Among these, you probably know the common ones like angel hair, penne, and, of course, spaghetti.
But there are also the more unusual varieties – at least to our Singapore palates – like passatelli (they look a lot like Twisties and are made with breadcrumbs, nutmeg and lemon rind), trofie (these are short twisted ribbons) and schupfnudeln (they are also known as “fingernudel” and, yes, resemble fingers).
Different pastas don’t come in different shapes just for fun though. Their form actually makes each of them suitable for various meat and sauce pairings.
To celebrate World Pasta Day (25 October), here are some examples of famous couplings.
Angel hair (shown here), capellini and spaghetti
Goes best with: Lighter cream or oil-based and generally seafood sauces that won’t overwhelm their delicate thinness. Also makes it easier for you to pick up a spiral of these noodles with a fork. You’ll notice that such pastas are usually served with nothing more than chopped herbs or diced tomatoes to keep things light literally.
It's just like: Mee siam– thin bee hoon in a tangy broth works well and with so few ingredients in it too.
Lasagne (shown here), fettuccine, tagliatelle and pappardelle
Goes best with: Richer, creamier meat-based sauces because wider ribbon pastas soak up all that lemak gravy – sedap! On the contrary, if you pair these types of pastas with a lighter white wine-and-clam broth instead, the noodles will not be infused with a lot of flavour.

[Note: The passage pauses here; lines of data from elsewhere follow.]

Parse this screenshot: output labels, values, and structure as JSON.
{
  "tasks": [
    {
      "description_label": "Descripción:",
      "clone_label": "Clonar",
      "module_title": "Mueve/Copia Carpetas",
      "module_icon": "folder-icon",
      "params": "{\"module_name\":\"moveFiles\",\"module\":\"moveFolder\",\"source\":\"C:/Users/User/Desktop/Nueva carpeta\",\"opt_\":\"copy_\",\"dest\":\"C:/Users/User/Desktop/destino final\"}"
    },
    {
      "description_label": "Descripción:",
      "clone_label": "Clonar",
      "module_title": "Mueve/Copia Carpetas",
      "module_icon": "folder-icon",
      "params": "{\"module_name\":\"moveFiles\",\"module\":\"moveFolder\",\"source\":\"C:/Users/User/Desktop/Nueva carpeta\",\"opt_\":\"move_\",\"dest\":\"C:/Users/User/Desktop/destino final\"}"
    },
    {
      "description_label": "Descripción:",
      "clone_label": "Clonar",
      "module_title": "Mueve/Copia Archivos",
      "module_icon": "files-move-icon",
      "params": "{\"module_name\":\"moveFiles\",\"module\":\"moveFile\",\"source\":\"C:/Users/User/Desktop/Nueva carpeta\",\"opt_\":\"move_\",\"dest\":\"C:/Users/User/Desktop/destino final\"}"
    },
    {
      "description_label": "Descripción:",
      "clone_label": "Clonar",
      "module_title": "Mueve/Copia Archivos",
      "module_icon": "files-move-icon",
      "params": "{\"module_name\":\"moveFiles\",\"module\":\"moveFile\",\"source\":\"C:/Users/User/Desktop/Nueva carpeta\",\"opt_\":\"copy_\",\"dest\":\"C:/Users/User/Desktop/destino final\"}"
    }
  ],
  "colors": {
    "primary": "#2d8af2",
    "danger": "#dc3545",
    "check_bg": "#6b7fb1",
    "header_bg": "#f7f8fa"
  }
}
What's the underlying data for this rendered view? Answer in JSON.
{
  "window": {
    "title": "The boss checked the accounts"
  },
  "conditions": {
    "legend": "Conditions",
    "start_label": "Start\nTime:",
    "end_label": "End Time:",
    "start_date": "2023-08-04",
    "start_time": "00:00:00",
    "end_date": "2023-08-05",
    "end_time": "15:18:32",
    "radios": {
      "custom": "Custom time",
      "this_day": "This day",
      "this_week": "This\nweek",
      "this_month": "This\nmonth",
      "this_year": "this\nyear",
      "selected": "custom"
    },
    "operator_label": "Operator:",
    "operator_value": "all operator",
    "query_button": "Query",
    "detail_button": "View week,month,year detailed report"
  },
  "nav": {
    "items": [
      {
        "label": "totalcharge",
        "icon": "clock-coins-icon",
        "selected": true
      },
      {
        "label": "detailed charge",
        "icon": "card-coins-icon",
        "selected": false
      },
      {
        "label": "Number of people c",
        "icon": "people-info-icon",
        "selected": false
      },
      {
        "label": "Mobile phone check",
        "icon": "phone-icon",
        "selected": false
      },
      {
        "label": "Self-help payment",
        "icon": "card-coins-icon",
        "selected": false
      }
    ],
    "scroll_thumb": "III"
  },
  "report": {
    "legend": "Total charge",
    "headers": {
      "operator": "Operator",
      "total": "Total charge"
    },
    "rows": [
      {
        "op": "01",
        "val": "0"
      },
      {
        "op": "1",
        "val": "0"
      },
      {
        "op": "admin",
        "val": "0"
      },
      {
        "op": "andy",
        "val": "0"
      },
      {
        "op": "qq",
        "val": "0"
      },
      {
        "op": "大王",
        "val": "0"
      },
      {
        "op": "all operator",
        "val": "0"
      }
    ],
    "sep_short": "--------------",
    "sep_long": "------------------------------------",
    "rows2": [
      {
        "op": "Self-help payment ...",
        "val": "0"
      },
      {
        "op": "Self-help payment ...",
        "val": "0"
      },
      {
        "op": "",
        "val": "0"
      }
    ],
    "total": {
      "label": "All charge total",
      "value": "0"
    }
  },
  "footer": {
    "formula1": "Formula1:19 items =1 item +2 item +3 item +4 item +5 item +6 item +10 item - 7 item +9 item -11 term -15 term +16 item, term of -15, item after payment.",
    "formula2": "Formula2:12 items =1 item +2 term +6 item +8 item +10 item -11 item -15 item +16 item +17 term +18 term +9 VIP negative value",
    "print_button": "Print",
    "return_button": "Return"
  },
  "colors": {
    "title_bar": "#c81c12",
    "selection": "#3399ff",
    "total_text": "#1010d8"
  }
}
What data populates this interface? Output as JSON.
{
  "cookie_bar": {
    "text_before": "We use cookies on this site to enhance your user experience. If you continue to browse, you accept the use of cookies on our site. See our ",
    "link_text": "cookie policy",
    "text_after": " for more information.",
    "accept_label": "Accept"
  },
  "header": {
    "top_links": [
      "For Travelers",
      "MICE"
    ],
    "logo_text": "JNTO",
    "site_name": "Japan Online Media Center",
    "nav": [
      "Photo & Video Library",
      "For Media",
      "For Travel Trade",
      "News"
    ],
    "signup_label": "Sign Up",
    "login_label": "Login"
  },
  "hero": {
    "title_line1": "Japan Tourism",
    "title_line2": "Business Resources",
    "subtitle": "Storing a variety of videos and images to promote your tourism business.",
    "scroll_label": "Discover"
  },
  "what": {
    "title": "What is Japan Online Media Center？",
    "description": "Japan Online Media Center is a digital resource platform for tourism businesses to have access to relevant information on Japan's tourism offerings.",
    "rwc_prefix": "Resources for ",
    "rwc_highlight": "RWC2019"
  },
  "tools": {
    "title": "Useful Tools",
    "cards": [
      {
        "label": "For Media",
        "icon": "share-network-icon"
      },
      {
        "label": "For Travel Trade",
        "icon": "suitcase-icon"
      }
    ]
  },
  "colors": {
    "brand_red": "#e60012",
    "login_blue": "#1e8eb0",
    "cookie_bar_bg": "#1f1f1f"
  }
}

It's just like: Your fave fried beef kway teow from your neighbourhood zi char stall. Nothing else does that moreish, gooey egg-and-beef gravy more justice than thick, flat rice noodles!
Rigatoni (shown here) and penne
Goes best with: Chopped but chunkier ingredients. Why? These pastas have external grooves and tubular forms that help to pick up and then trap meat or vegetable morsels so you get a multi-dimensional burst of flavours in every bite.
It's just like: Macaroni with bak chor gravy.
Orzo and ditalini (shown here)
Goes best with: A comforting soup. After all, orzo look like large grains of rice and while some restaurants and home cooks use it in salads, most cook orzo in chicken or vegetable soups for a quick, easy, filling meal.
It's just like: Mui fan, for those of us who can’t decide between having rice or porridge on some days.